14.10.2020

Forschungsbudget: Wichtiges Signal der Stabilität in der Krise

Das dem Nationalrat vorgelegte Forschungsbudget vermittelt Stabilität und ist eine wichtige Investition gegen die Krise.

© ÖAW/Klaus Pichler

Wissenschaft und Forschung sind eine zentrale Voraussetzung für Fortschritt und Wohlstand. Das gilt umso mehr in Zeiten von Krisen. Denn die Forschungsarbeiten von Wissenschaftler/innen leisten einen wesentlichen Beitrag zur Bewältigung akuter als auch langfristiger Herausforderungen vor denen unsere Gesellschaften stehen.

Die Österreichische Akademie der Wissenschaften (ÖAW) betrachtet es daher als ein positives Signal an die wissenschaftliche Gemeinschaft und den Forschungsstandort Österreich, dass Wissenschaft und Forschung im vorliegenden Budgetvorschlag mit steigenden Mitteln für die Jahre 2021 bis 2024 rechnen können, auch wenn die konkrete Ausgestaltung noch offen ist. Entsprechend zuversichtlich blickt die Akademie daher auch auf die Verhandlungen über die Leistungsvereinbarung mit dem Bundesministerium für Bildung, Wissenschaft, Forschung, die in den kommenden Wochen weitergeführt werden.

Neue Initiativen möglich

Denn mit den wachsenden Mitteln für Wissenschaft und Forschung rücken wichtige neue Initiativen der ÖAW, wie zum Beispiel die Neugründung eines Instituts für Metabolismusforschung in Graz in Zusammenarbeit mit den dortigen Universitäten oder eines Zentrums für Antisemitismusforschung in greifbare Nähe. Auch die Nachwuchsförderung in Österreich soll weiter gestärkt werden, etwa durch einen Ausbau der Österreichischen Studienstiftung oder die Einrichtung von neuen „Seal of Excellence Fellowships“. Damit soll exzellent evaluierten, aber aus budgetären Gründen vom Europäischen Forschungsrat (ERC) abgelehnten Projekten an der ÖAW eine Chance auf Umsetzung in Österreich gegeben werden.

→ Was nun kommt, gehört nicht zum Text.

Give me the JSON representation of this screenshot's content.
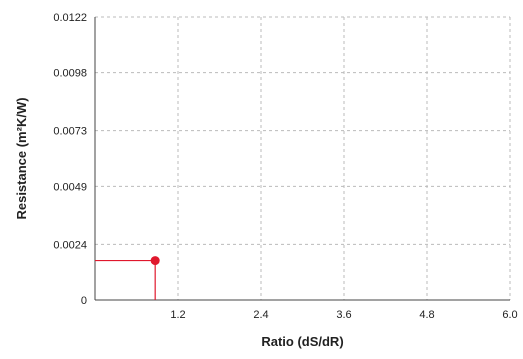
{
  "chart_data": {
    "type": "scatter",
    "title": "",
    "xlabel": "Ratio (dS/dR)",
    "ylabel": "Resistance (m²K/W)",
    "xlim": [
      0.0,
      6.0
    ],
    "ylim": [
      0.0,
      0.0122
    ],
    "x_ticks": [
      1.2,
      2.4,
      3.6,
      4.8,
      6.0
    ],
    "x_tick_labels": [
      "1.2",
      "2.4",
      "3.6",
      "4.8",
      "6.0"
    ],
    "y_ticks": [
      0,
      0.0024,
      0.0049,
      0.0073,
      0.0098,
      0.0122
    ],
    "y_tick_labels": [
      "0",
      "0.0024",
      "0.0049",
      "0.0073",
      "0.0098",
      "0.0122"
    ],
    "grid": true,
    "grid_style": "dashed",
    "series": [
      {
        "points": [
          {
            "x": 0.87,
            "y": 0.0017
          }
        ],
        "color": "#e0182d",
        "guide_lines": true
      }
    ],
    "colors": {
      "axis": "#444444",
      "grid": "#bbbbbb",
      "text": "#222222",
      "marker": "#e0182d"
    }
  }
}
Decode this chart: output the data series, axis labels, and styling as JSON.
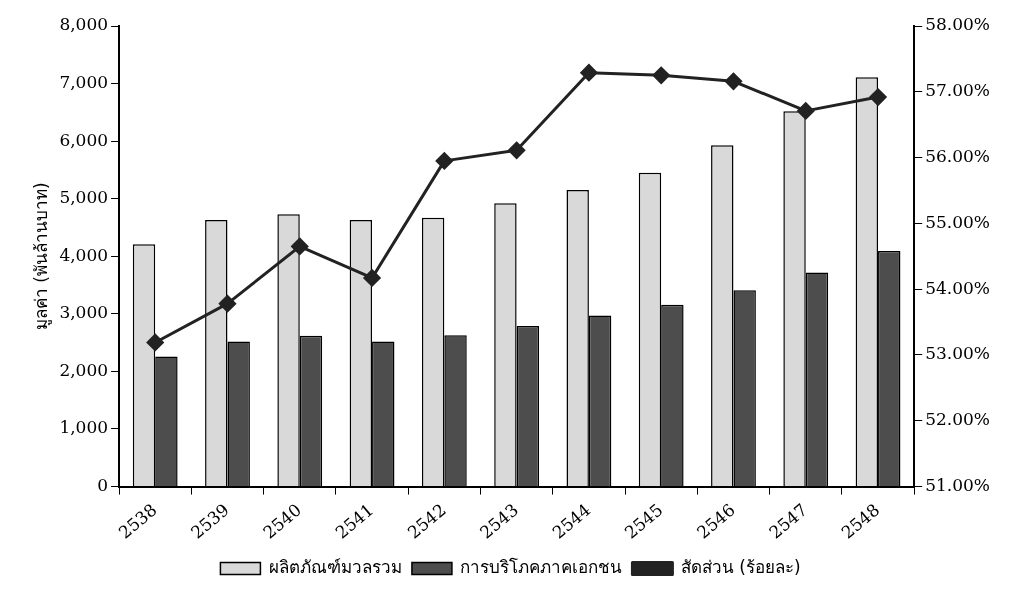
{
  "chart_data": {
    "type": "bar",
    "ylabel": "มูลค่า (พันล้านบาท)",
    "categories": [
      "2538",
      "2539",
      "2540",
      "2541",
      "2542",
      "2543",
      "2544",
      "2545",
      "2546",
      "2547",
      "2548"
    ],
    "series": [
      {
        "name": "ผลิตภัณฑ์มวลรวม",
        "color": "#d9d9d9",
        "values": [
          4210,
          4630,
          4730,
          4630,
          4670,
          4920,
          5150,
          5450,
          5930,
          6520,
          7110
        ]
      },
      {
        "name": "การบริโภคภาคเอกชน",
        "color": "#4d4d4d",
        "values": [
          2260,
          2520,
          2620,
          2520,
          2630,
          2790,
          2970,
          3160,
          3410,
          3720,
          4090
        ]
      },
      {
        "name": "สัดส่วน (ร้อยละ)",
        "type": "line",
        "axis": "y2",
        "color": "#222222",
        "values": [
          53.19,
          53.78,
          54.65,
          54.17,
          55.95,
          56.11,
          57.29,
          57.25,
          57.16,
          56.71,
          56.92
        ]
      }
    ],
    "ylim": [
      0,
      8000
    ],
    "yticks": [
      0,
      {
        "value": 1000,
        "label": "1,000"
      },
      {
        "value": 2000,
        "label": "2,000"
      },
      {
        "value": 3000,
        "label": "3,000"
      },
      {
        "value": 4000,
        "label": "4,000"
      },
      {
        "value": 5000,
        "label": "5,000"
      },
      {
        "value": 6000,
        "label": "6,000"
      },
      {
        "value": 7000,
        "label": "7,000"
      },
      {
        "value": 8000,
        "label": "8,000"
      }
    ],
    "y2lim": [
      51,
      58
    ],
    "y2ticks": [
      {
        "value": 51,
        "label": "51.00%"
      },
      {
        "value": 52,
        "label": "52.00%"
      },
      {
        "value": 53,
        "label": "53.00%"
      },
      {
        "value": 54,
        "label": "54.00%"
      },
      {
        "value": 55,
        "label": "55.00%"
      },
      {
        "value": 56,
        "label": "56.00%"
      },
      {
        "value": 57,
        "label": "57.00%"
      },
      {
        "value": 58,
        "label": "58.00%"
      }
    ],
    "marker": "diamond",
    "line_style": "solid",
    "grid": false,
    "legend": "bottom"
  }
}
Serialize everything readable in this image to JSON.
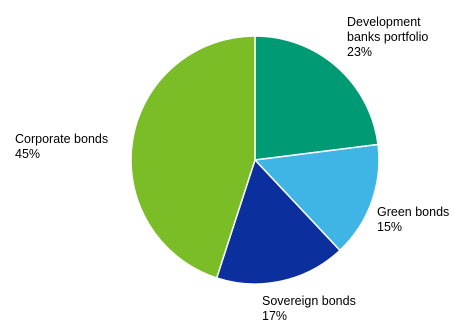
{
  "chart_data": {
    "type": "pie",
    "slices": [
      {
        "label": "Development banks portfolio",
        "value": 23,
        "value_label": "23%",
        "color": "#009a75"
      },
      {
        "label": "Green bonds",
        "value": 15,
        "value_label": "15%",
        "color": "#3fb5e6"
      },
      {
        "label": "Sovereign bonds",
        "value": 17,
        "value_label": "17%",
        "color": "#0b2f9c"
      },
      {
        "label": "Corporate bonds",
        "value": 45,
        "value_label": "45%",
        "color": "#7abd26"
      }
    ],
    "start_angle": "12 o'clock",
    "direction": "clockwise",
    "slice_border": "#ffffff",
    "legend": "none"
  }
}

Zugleich erinnert die ÖAW daran, dass auch in Krisenzeiten das langfristige Ziel eines Wachstumspfads von durchschnittlich 7 Prozent jährlich für mindestens zehn Jahre nicht aus den Augen verloren werden darf. Nur dann wird es Österreich gelingen, im internationalen Wettbewerb zu bestehen und den Spitzenländern in der Grundlagenforschung aufzuschließen. Das vorgelegte Budget ist ein guter erster und richtiger Schritt in diese Richtung.